I take a sip, hand it back to him. He takes a long pull.

‘Are those the same guns you brought down from Chicago?’ I ask.

‘Ouh, no, I sold all of those,’ he says. ‘Except the rifle; you know the one that’s hanging over my bed?’

‘Yeah.’

‘That’s the only one I kept,’ he says.

‘What about your bulletproof vest, do you still have it?’

‘Who knows what happened to that vest,’ he takes another gulp, hands me the bottle. ‘I think I sold it, or maybe I gave it away. I don’t remember.’

I lean into his truck, prop my foot up on the tyre.

‘How did you know Thomas wanted to kill you?’

‘I don’t know, I just did,’ he says. ‘There was something about him, he was a little too friendly,’ he says and glances at me, then at the bottle in my hands. ‘That night he had patted my back, acting like we were best buddies,’ he says, ‘but I knew he was checking to see if I had my gun. We were playing cards and I said I was running home to use the bathroom, and I did.
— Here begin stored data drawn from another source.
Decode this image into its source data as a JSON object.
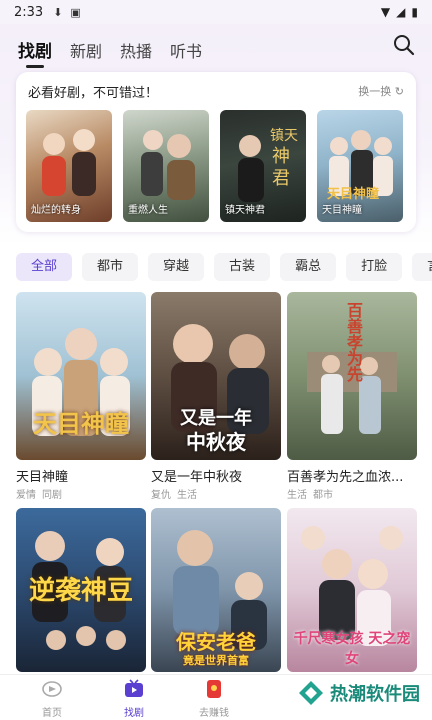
{
  "status_bar": {
    "time": "2:33"
  },
  "top_tabs": [
    "找剧",
    "新剧",
    "热播",
    "听书"
  ],
  "recommend": {
    "title": "必看好剧，不可错过！",
    "refresh_label": "换一换",
    "items": [
      "灿烂的转身",
      "重燃人生",
      "镇天神君",
      "天目神瞳"
    ]
  },
  "chips": [
    "全部",
    "都市",
    "穿越",
    "古装",
    "霸总",
    "打脸",
    "言"
  ],
  "dramas": [
    {
      "title": "天目神瞳",
      "tags": [
        "爱情",
        "同剧"
      ]
    },
    {
      "title": "又是一年中秋夜",
      "tags": [
        "复仇",
        "生活"
      ]
    },
    {
      "title": "百善孝为先之血浓...",
      "tags": [
        "生活",
        "都市"
      ]
    },
    {
      "title": "",
      "tags": []
    },
    {
      "title": "",
      "tags": []
    },
    {
      "title": "",
      "tags": []
    }
  ],
  "poster_text": {
    "p1": "天目神瞳",
    "p2a": "又是一年",
    "p2b": "中秋夜",
    "p3": "百善孝为先",
    "p4": "逆袭神豆",
    "p5a": "保安老爸",
    "p5b": "竟是世界首富",
    "p6": "千尺寒女孩 天之宠女"
  },
  "bottom_nav": [
    "首页",
    "找剧",
    "去赚钱"
  ],
  "watermark": "热潮软件园",
  "colors": {
    "accent": "#5a3fd0",
    "watermark": "#1a8a7a"
  }
}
I used the bathroom and then I grabbed my gun, the .45,’ he says turning the revolver over in his hands, inspecting it.

I take another sip and hand him the bottle.

‘Then when I went back outside, he proposed a toast, a brindis, and with one hand he held up his beer and with the other he buried a kitchen knife in my neck,’ he says choking down another gulp. ‘But the bullet turned on that son of a bitch.’

‘You know the papers the next day said it was over an argument about who would drink the last beer,’ I tell him.

‘Apoco?’ he asks. ‘That’s what the papers said?’

‘Yes,’ I say, ‘you didn’t know that?’

‘No,’ he says chuckling a bit. ‘Imagine that, killing a man over a goddamn beer,’ he says, laughing a bit harder.

‘I know, but that’s what the papers said,’ I tell him and he’s laughing so hard now that it makes me start laughing and soon we’re both howling with laughter and leaning against his truck.

In the distance, three fireworks race into the sky, their tails trailing behind like comets, like shooting stars that crash-landed in the mountains years ago, metal carried down with the rains, washed into the rivers below and now returning to its home in the universe.